Charge at 50% and you can do it about 1500 times.
Charge at 20% and you can do it about 700 times.
Source: lots of places and lots of experience, but alse here for you to read: http://batteryuniversity.com/learn/article/how_to_prolong_lithium_based_batteries (oh and "100% DoD" means fully drained battery!)
Peyman92 said:
wait till it asks You to charge , I guess that message is for this . Connect your charger ! under 15% Phone tells You itself
Click to expand...
Click to collapse
I hope you dont do that for all your phones as it will destroy your battery way sooner. Charge it when it reaches 50% and you can do 3 to 5 years with the battery at 24/7 use. (Instead of the 1 to 2 years when draining the battery).
Yes, it is recommended to charge the battery when it below 40% and disconnect the charger when it reach 99%. Do not overchange.
There was a big test I did read and the best was to keep it between 40 and 80 percent.
Sent from my SM-N9005 using xda app-developers app
charge it when it prompts you to charge. at 19% you start getting the first recommendation in lockscreen, then at 15% you even get an annoying prompt.

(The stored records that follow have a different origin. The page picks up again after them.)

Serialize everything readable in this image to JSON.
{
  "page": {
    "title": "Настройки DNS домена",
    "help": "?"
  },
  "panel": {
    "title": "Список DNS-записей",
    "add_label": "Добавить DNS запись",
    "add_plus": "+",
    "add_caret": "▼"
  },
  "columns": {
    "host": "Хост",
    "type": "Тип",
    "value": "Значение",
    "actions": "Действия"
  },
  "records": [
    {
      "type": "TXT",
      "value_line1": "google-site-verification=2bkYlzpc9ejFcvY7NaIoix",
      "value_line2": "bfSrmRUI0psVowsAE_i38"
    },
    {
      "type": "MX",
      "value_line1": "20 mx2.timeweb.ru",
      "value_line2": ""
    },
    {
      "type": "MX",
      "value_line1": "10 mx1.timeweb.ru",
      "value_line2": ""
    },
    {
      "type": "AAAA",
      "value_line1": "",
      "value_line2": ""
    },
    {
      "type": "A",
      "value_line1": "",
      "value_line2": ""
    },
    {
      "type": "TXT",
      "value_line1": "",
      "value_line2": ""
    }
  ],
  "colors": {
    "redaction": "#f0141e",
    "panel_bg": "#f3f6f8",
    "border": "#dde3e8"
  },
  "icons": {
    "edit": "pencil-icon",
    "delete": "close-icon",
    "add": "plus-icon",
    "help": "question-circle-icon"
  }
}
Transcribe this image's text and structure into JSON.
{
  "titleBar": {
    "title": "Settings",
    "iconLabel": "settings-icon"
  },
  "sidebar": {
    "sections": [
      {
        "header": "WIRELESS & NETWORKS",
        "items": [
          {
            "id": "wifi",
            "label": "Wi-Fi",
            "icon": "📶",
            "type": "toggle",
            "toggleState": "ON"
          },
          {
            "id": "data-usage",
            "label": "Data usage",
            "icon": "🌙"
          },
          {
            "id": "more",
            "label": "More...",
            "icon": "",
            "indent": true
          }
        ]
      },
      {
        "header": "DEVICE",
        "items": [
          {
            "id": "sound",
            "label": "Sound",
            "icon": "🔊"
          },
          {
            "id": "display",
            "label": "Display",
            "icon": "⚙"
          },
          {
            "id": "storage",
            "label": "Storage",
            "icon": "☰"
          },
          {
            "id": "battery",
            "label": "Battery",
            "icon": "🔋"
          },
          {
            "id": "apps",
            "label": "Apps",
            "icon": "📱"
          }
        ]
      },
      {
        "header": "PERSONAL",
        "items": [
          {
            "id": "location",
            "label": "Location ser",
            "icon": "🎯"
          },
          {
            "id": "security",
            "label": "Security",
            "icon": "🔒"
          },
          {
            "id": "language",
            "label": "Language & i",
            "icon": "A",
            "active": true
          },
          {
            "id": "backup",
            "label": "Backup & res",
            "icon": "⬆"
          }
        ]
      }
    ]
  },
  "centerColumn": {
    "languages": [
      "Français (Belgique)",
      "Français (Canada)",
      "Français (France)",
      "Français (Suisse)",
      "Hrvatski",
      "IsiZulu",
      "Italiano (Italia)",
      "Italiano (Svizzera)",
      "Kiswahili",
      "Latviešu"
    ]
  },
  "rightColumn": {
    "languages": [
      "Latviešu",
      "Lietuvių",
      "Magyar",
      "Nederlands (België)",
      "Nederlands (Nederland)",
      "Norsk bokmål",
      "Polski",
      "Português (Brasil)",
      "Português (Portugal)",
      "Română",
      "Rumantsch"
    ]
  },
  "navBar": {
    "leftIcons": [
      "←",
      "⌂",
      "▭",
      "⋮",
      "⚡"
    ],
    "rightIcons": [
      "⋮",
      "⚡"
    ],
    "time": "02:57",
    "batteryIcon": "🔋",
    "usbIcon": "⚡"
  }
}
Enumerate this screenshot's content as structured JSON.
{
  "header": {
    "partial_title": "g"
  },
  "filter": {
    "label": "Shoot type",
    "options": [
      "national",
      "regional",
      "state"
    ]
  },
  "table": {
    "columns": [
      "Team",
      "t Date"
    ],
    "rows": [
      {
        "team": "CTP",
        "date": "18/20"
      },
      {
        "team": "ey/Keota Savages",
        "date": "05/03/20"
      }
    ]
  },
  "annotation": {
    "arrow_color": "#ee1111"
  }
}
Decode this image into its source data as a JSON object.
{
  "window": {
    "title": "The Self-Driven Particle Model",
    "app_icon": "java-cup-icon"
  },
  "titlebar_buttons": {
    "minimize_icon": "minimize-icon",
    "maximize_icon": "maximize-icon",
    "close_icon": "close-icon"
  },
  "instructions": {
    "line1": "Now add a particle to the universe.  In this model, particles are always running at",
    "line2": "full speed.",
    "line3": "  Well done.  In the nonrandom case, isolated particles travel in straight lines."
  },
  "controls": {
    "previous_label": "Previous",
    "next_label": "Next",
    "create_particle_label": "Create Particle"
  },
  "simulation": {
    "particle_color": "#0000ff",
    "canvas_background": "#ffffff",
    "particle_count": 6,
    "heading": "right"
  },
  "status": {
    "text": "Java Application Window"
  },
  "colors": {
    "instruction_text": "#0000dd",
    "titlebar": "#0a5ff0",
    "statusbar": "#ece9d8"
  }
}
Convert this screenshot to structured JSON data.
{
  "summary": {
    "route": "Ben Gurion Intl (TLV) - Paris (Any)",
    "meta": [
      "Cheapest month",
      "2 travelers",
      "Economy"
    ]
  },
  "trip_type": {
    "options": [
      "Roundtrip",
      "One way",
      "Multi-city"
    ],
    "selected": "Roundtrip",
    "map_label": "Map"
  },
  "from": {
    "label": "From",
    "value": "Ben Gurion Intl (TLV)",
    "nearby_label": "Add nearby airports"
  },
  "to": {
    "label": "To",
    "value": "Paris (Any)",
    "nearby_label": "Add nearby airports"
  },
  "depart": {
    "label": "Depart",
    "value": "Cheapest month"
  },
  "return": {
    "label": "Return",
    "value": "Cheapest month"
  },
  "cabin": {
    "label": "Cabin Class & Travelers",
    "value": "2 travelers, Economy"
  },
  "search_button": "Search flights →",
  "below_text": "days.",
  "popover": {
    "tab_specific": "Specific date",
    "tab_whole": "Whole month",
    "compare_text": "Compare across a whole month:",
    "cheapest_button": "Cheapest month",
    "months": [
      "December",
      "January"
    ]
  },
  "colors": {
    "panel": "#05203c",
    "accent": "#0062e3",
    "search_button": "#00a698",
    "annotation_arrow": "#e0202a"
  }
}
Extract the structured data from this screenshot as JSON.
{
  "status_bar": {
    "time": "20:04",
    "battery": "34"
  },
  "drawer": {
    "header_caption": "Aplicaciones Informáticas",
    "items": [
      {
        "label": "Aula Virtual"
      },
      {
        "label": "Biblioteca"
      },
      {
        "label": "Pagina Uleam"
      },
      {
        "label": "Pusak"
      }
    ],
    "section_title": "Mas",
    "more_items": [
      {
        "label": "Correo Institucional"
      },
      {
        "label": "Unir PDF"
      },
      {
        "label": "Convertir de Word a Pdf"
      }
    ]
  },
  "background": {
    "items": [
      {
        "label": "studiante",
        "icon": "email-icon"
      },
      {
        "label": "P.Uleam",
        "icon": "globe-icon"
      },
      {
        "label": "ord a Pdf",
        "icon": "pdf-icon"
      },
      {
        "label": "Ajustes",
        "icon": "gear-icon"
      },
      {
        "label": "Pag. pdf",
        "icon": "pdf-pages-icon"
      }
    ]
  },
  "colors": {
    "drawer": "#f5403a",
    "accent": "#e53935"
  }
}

Sent from my SM-N9005 using xda app-developers app
Are you guys seriously sitting and watching until the battery goes down to certain percentage? And for what? Battery is easy to replace and not that expensive, it has a circuit to protect it from over and under charging, to avoid the damage and you get many more shallow charge/discharge cycles than deep ones as already mentioned. I charge my phone daily in the evening at my convenience, usually before I go sleep regardless of what's left (unless I use it so much it can't last until evening), so by the time I go sleep it's 100% and by morning it will be around 97% and normally last me whole day. I've been doing this for yrs and for example my 4yr old Nokia I gave to my friend, still lasts him couple days of light use on original battery. I wouldn't worry about it at all. Every few months you may want to fully discharge it to lets say 3-5% to have the meter calibrated and maybe clean the contacts with alcohol every six months or so, but that's all the maintenance my battery will get or need. If it fails before the phone, it probably had some factory defect or something, but no big deal as long as there is replacement easy to buy and with so many millions of notes sold, there should be.
pete4k said:
Are you guys seriously sitting and watching until the battery goes down to certain percentage? And for what? Battery is easy to replace and not that expensive, it has a circuit to protect it from over and under charging, to avoid the damage and you get many more shallow charge/discharge cycles than deep ones as already mentioned. I charge my phone daily in the evening at my convenience, usually before I go sleep regardless of what's left (unless I use it so much it can't last until evening), so by the time I go sleep it's 100% and by morning it will be around 97% and normally last me whole day. I've been doing this for yrs and for example my 4yr old Nokia I gave to my friend, still lasts him couple days of light use on original battery. I wouldn't worry about it at all. Every few months you may want to fully discharge it to lets say 3-5% to have the meter calibrated and maybe clean the contacts with alcohol every six months or so, but that's all the maintenance my battery will get or need. If it fails before the phone, it probably had some factory defect or something, but no big deal as long as there is replacement easy to buy and with so many millions of notes sold, there should be.
Click to expand...
Click to collapse
Couldn't agree more, I charge mine on a evening regardless and phone gets me easily through a day. If I notice a massive drop in the battery not holding a charge then I will buy a new one. More important things to worry about in life than watching my percentage for the battery.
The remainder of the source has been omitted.